Alle 18.30 di ieri ero pronto, al centro del "Corallo". Preparato ai rossi di Pedro Almodóvar, alle sue emozioni forti, alle passioni travolgenti, dove carne e dolore la fanno da padroni. In "Julieta" questi ingredienti sono presenti, dando vita ad un melodramma, però, piccolo: una ragazza decisamente graziosa, un senso di colpa, incontri pseudocasuali e sesso in una notte di treno non possono portare a nulla di più alto.
Eccoli lì, i colori di Almodóvar, a raccontare menzogneri una pace interiore che non può esistere (nei suoi film in genere, stavolta in particolar modo: le sfighe per la protagonista si susseguono come i disegni delle tappezzerie madrilene). Dopo l'introduzione, incentrata sul volto disperato e ferito di Julieta senior, parte il racconto rivelatore per Antia. Narrazione che, come spesso accade nel regista spagnolo, sarà una sequenza di attimi di passione e sensualità, seguiti da un maledetto senso di colpa. E dall'incapacità di essere matador coi nostri più reconditi tori.
Nel cinema di Almodóvar, piaccia o no incarnazione del cinema nazionale, ci sono momenti di grana grossa che fanno fatica a scendere (Julieta junior che tiene lezione in classe, piuttosto scarso; o la torta di compleanno gettate, qui addirittura tre, in barba ad ogni pudore). Che poi sia il più almodovariano tra i suo film, non lo so; lo è molto, sì: è sempre un punto a favore?
Il mosaico di colori del regista spagnolo non può sopperire sempre al resto, un panno rosso, tende bianco-arancioni non bastano; un basso gioco di iniziali non può far gridare al genio; la gnocca di turno attira-machi; la suggestiva inquadratura di un mulinello mediterraneo che accoglie le ceneri dell'amato...sono un po' poco.
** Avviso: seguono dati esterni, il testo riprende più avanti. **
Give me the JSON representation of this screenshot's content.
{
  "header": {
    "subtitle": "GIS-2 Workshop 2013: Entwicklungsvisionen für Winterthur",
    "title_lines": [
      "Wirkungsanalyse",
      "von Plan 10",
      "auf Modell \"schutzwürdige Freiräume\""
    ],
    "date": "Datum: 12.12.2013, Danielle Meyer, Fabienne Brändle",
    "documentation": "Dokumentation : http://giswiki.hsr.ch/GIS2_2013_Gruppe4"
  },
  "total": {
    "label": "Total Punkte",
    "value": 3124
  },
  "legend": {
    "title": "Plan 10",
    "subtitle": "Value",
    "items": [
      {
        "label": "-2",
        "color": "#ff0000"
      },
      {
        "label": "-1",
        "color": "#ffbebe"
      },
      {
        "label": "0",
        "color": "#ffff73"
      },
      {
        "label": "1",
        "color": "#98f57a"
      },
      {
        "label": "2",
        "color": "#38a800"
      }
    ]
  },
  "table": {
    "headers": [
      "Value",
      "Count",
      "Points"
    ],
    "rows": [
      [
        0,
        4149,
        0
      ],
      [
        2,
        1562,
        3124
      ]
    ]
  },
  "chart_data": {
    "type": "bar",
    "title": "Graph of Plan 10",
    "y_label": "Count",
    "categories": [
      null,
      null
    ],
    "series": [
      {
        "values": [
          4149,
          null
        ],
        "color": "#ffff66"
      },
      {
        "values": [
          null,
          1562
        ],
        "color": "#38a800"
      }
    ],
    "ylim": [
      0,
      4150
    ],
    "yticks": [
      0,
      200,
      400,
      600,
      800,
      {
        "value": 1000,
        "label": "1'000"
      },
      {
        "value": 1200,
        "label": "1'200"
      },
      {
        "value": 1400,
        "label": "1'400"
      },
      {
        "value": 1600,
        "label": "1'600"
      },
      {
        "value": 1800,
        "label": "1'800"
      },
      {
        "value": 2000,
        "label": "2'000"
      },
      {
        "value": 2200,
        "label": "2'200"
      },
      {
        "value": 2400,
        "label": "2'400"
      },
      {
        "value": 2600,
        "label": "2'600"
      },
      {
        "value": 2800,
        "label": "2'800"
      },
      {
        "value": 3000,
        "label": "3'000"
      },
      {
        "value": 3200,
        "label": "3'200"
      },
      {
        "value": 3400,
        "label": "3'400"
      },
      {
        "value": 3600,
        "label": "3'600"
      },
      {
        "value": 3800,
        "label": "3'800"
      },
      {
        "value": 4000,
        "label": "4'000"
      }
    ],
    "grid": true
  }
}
Sul finire giunge la tempesta, qui metafora e non (!), allestita come in un Harmony: Julieta cambia tata per essere più tranquilla; e cosa combinerà? Sostituirà Marian, cinquantacinquenne insopportabile dalla palpebra cadente (Rossy de Palma), con Ines, una ventenne dagli occhi dolci e la pelle di burro. Bah, valle a capire le donne di Almodóvar. Quindi, Julieta in paranoia. Là fuori la burrasca e l'incidente più prevedibile della storia del cinema.
Qui irrompe addirittura la "sfera spirituale", buenas noches...Insomma, tutto architettato "a meraviglia", dove gli incontri casuali sembrano tutt'altro (brutto segno): si susseguono con costanza straordinaria (disarmante), sino alla tremenda sequenza dell'investimento. Almeno il regista ha avuto il buon gusto di glissare sull'ultimo incontro...strano. Il finale in auto rimane raccapricciante per pateticità.
Si tratta di un romanzetto, non adatto a chi cerca movimenti del cuore più ruvidi, vivi e alti.
E se Almodóvar, basta Larrieu, basta Iglesias, ripartisse da zero, provando a dimostrare vere e profonde capacità autoriali?